14 Keynote5: cont.  Mid 70s to late 80s the second way “Mars”, a period between rules. The active and mistrust were constant in all areas of education and global situation. Standardisation came to education which draw accountability towards teachers.  The 90s until the first years of the 2000s mark the raise of the third way “Mercury”, where public and confidence issues were in a constant dilemma. Education become more policy and concepts like life long learning and data driven education become more real and applicable to students and teachers.  The future, the fourth way “Earth” is to have an active trust towards education, performance at be more active will be more inclusive and involved all classes of students. The test by cycle and sample are needed for education survival. Data collection is urgent to improve teaching, and all educators should know how to interpret data.  This discussion was interesting because it indicates how we going back to old models of education.

15 Workshop7: “Living tradition, a tipping point for the future”; Susan O’Donnell 28/09/2009  Culture and tradition are related all the time; but tradition reside into culture; both can be made from simple actions (people is the one who makes it).  The transfer of culture is done by relationships between people.
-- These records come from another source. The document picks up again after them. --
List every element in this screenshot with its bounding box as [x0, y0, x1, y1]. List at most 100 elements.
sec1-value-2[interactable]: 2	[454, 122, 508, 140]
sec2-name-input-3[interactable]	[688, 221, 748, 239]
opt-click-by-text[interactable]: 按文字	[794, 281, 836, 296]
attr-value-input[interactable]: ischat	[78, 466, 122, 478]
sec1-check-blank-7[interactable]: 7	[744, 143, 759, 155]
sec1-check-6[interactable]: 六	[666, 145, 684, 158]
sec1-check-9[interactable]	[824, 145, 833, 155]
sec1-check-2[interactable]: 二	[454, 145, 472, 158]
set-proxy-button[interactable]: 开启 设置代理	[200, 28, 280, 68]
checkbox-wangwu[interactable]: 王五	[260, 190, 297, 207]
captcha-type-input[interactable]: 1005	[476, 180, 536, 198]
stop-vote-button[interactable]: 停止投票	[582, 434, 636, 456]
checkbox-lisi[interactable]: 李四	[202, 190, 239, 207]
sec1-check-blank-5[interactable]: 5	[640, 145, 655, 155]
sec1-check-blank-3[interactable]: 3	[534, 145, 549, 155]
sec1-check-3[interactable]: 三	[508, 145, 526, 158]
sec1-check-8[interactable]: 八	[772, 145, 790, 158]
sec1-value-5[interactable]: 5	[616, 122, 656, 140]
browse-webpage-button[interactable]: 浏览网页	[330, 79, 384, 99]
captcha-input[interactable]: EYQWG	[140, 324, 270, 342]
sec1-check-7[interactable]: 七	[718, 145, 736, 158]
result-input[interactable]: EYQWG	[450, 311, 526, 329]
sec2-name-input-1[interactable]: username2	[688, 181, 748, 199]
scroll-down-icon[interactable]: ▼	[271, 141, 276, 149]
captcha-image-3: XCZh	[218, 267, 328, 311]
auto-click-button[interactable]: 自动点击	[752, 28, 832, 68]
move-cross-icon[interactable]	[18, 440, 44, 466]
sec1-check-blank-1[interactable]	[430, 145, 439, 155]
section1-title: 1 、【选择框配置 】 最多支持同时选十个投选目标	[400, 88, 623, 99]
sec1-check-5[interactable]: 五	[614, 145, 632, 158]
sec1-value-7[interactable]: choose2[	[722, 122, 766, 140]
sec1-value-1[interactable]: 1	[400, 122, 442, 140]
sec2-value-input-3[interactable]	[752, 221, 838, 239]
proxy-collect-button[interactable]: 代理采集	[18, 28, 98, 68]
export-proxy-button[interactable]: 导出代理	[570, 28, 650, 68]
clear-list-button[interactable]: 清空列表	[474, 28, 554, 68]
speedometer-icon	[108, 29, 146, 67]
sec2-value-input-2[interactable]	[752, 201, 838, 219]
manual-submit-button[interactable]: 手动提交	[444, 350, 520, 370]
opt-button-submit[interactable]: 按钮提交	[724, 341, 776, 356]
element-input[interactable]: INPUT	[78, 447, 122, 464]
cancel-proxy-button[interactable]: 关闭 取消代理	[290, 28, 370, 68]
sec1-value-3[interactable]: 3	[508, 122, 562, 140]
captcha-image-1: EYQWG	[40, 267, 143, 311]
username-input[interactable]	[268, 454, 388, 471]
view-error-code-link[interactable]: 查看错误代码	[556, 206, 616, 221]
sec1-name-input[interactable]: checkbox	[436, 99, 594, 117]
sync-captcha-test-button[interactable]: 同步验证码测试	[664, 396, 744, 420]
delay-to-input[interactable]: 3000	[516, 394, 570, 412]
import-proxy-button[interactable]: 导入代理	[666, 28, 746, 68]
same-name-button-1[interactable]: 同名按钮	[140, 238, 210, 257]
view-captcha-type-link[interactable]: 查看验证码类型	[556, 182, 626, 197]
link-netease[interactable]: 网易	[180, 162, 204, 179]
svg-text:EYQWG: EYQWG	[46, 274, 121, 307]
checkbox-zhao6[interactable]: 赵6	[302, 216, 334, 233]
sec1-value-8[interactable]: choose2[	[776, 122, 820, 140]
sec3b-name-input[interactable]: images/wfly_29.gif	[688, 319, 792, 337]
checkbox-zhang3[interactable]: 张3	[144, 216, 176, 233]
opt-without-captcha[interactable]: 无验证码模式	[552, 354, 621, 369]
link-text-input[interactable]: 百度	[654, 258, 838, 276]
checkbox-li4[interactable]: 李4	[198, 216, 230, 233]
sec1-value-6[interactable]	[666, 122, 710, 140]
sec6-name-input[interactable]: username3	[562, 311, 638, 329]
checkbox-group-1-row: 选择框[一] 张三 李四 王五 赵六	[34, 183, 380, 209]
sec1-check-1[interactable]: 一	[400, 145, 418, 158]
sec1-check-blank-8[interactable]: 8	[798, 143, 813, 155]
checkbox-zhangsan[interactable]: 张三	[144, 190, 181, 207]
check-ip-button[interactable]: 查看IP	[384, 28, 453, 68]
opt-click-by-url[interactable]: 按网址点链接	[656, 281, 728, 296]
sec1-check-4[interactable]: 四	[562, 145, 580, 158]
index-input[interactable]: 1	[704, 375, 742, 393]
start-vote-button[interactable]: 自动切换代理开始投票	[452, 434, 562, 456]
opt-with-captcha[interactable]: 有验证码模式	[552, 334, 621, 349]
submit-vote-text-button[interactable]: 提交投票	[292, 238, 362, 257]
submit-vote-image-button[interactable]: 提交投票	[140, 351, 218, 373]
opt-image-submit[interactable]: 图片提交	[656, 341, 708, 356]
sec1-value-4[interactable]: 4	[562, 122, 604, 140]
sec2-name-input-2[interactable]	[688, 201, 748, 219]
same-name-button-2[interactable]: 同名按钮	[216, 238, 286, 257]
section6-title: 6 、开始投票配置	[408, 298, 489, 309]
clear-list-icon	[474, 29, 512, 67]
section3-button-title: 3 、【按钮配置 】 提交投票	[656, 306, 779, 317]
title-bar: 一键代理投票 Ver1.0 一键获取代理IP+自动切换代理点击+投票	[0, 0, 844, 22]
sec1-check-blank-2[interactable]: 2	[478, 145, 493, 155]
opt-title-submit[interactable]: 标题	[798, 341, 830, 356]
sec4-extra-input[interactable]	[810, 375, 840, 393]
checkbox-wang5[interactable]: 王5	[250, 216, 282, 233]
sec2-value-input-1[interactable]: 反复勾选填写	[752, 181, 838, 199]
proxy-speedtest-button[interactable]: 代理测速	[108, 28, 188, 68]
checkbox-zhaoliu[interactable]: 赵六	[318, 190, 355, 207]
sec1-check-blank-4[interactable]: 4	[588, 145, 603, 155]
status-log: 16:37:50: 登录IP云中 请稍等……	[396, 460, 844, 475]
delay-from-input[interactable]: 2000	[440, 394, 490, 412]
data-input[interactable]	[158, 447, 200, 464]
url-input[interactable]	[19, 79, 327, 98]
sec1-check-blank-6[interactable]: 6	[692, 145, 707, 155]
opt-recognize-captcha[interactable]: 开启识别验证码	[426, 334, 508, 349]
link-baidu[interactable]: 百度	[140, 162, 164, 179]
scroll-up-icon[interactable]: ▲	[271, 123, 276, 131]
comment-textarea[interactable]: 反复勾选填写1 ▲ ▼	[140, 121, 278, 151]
Students adopt ‘living traditions’. A balance between both is needed.  Tradition is transfer between generations and each leave a legacy into it, these is what we need as educators understand an leave as-well, legacy into school traditions. The “creation of tradition is for giving us a present meaning”.  This session was really good because reinforces the idea of tradition and culture in a changing pattern which we could have a role to play, also gives us the change to leave a legacy into any school culture and tradition of achievement.

16 Not relevant sessions or key notes.  Keynotes 2,3,4 and 6 were to political and didn’t give any new sense of educational leadership.  Workshop 6: virtual schooling from the DET NT session was really poor, because the only information I could get was that DET in putting a lot of external resources into distance education; but these tools will not be available to big populations areas until 2014. It seems a wasted of time when the majority of population resides in the Darwin area.